Ahora mismo andan de cráneo en el PP porque no hay manera de controlar a Francisco Camps. Intentan calmarlo con palabras de aliento. Lo arrullan con las cancioncillas del afecto para ver si se duerme un poco y los deja respirar. Se asustan cuando el presidente, chutado por una euforia extraña, grita que si lo expulsan del partido se despojará de los trajes de Milano, se enrollará la senyera en el cuerpo y hará estallar el mundo en mil pedazos, como hacía con dinamita Jean-Paul Belmondo en una película de Jean-Luc Godard. Es ahora mismo el PP una algarabía de gritos espumeantes en la boca de Camps y de calladas por respuesta en la jefatura del partido. No saben qué hacer con el poltergeist en que se ha convertido el otrora barón predilecto de la calle Génova. Y en pleno ataque de angustia, a alguien se le ocurre una solución: lanzar sobre la mesa el nombre de Rita Barberá para la presidencia de la Generalitat. Y aquí se arma Troya. De vez en cuando salen otros nombres. Pero cada vez que aparece el suyo, le da un soponcio a la alcaldesa. Los ojos se le abren como discos de vinilo y suelta al viento el vozarrón que hizo famoso cuando compartía escenario con Zaplana y Julio Iglesias: «¡Hakuna matata!». Era en 1996 y entonces le gritaba eso a Felipe González con el rostro cruzado de pinturas de guerra, como los indios de las películas. Ahora, cuando Fraga o cualquier otro la nombran insistentemente como sucesora de Camps, ella se estira el vestido rojo, hace bola con el bíceps, bufa y suelta el aullido: «¡Hakuna matata!». O sea: ya vale de joder, qué os he hecho yo para que me queráis tanto, por qué no me dejáis vivir tranquila.

Porque de eso se trata. Ésa es su filosofía de vida. Trabajar cansa, decía Cesare Pavese. Y ella es una fanática del carpe diem, del dolce far niente, de la buena vida, del vive hoy a gustito porque mañana nadie sabe lo que vendrá. Por eso se desmadra entre los íntimos cuando la nombran heredera de Camps. Nadie la va a sacar de la vidorra que se pega, faltaría más. El Ayuntamiento de Valencia es un corralito que ella administra sin pegar un palo al agua, sin bajarse del coche oficial más que para echar unas risas con sus fans, sin que se le arrugue una mecha de su pelo almidonado en la peluquería de los sábados.
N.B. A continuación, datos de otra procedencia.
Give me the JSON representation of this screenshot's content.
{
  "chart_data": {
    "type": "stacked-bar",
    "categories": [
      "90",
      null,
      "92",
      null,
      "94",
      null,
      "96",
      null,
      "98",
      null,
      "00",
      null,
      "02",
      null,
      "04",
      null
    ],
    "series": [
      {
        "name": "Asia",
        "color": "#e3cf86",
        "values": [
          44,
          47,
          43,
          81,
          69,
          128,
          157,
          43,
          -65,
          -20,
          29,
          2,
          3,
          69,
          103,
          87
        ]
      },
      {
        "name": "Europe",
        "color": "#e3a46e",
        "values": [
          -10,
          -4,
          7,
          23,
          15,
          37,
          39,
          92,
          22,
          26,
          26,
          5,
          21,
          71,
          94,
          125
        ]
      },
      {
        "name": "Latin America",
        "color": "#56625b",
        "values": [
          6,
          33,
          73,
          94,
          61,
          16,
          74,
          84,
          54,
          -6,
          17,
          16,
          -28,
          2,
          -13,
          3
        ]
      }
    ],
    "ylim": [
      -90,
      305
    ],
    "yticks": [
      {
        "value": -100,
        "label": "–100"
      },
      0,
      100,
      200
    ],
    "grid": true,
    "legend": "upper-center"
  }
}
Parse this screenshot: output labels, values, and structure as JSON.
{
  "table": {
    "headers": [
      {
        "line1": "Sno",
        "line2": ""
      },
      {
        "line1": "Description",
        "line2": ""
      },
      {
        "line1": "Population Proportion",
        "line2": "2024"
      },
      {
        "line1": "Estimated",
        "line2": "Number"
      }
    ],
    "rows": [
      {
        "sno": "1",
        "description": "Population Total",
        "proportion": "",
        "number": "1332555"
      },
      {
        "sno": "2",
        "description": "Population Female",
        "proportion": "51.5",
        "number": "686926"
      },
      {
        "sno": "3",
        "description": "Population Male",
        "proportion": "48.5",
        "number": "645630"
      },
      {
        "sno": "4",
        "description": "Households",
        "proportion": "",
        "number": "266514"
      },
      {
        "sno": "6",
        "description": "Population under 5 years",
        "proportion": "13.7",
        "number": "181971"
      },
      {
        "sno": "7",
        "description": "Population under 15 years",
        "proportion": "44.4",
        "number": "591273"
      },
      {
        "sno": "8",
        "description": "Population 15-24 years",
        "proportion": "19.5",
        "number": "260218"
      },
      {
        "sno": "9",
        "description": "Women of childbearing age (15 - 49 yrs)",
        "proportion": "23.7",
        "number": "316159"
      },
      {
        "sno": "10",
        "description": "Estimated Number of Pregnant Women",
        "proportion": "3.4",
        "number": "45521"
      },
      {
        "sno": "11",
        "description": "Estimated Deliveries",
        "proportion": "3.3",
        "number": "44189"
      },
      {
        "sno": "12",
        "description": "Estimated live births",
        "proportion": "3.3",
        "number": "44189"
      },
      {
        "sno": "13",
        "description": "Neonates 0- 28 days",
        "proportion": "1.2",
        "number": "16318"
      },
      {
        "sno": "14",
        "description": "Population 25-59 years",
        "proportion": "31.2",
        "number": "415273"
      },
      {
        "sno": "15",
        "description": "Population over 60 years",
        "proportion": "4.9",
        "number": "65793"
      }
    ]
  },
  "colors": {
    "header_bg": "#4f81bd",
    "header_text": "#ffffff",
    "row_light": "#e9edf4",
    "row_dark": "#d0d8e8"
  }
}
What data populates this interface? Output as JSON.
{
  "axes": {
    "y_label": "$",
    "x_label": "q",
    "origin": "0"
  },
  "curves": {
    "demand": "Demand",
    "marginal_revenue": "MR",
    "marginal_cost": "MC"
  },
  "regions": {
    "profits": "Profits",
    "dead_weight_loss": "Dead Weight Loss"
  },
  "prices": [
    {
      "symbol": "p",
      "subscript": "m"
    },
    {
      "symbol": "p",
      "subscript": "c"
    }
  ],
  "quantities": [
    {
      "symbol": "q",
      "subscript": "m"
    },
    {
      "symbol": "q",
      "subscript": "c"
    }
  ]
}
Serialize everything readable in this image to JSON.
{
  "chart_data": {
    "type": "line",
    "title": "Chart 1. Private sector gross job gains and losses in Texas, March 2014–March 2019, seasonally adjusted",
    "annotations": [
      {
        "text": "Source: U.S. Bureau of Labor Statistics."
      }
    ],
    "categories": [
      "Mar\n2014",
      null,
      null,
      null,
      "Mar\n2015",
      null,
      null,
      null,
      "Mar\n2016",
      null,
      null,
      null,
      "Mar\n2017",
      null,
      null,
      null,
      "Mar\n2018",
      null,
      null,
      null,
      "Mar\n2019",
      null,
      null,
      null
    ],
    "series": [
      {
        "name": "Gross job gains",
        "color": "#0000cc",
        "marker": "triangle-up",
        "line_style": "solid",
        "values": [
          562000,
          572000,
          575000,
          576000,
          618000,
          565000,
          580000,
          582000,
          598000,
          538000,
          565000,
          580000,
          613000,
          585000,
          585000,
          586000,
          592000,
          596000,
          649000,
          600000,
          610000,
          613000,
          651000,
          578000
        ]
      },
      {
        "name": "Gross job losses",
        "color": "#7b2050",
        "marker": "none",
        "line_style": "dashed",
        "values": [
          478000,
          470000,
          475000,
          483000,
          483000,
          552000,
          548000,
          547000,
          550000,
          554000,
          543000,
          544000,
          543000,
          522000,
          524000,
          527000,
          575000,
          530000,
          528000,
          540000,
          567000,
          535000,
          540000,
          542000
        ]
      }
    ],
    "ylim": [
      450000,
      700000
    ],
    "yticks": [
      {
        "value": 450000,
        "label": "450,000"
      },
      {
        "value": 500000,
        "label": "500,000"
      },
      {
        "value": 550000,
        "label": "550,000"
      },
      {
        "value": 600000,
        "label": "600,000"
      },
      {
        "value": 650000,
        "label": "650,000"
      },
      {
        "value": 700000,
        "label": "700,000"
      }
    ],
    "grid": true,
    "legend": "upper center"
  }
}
No es que no le guste el mando: es que no le gusta la responsabilidad. Y ser presidenta de la Generalitat la obligaría a andar de acá para allá constantemente, a dar la cara en las sesiones de control que estipula el Parlamento valenciano, a currarse unas decisiones que son mucho más complicadas que las que toma en el ayuntamiento, sencillamente porque en el ayuntamiento ya tiene a todos los concejales currando por ella mientras ella se acicala para las fotos publicitarias. No quiere riesgos ni faena Rita Barberá. Por eso se pone de los nervios y se emborracha de rabia cuando su padrino Fraga Iribarne pone su nombre sobre la mesa para sustituir al presidente de los trajes. Por eso se abraza a Camps para que no se vaya. Por eso grita que es el mejor presidente, que no hay otro como él. Pero no son por amor de madre ni de colega generosa esos abrazos. Es mucho más sencillo que todo eso. Es simplemente para que la dejen tranquila en el ayuntamiento. Para que no la hagan trabajar a estas alturas de su vida. Para que pueda seguir viviendo tumbada felizmente a la bartola mientras a su querido presidente se le está quedando la cara como una momia y las orejas como a un gremlin de tanto sufrimiento. Por eso cuando está sola se enreda en sus tráficos mentales y le grita al espejo como una endemoniada: «¡Hakuna matata!». Pero en el espejo no está Felipe González, sino Fraga y los suyos que le dicen con voz de ultratumba: «Tú, presidenta; tú, presidenta». Y ella, con los dedos en cruz como a los vampiros: «¡Hakuna matata, hakuna matata!». Y así hasta que se duerme sopa de sudor, como suele suceder cuando te asaltan las pesadillas monstruosas en medio de la noche.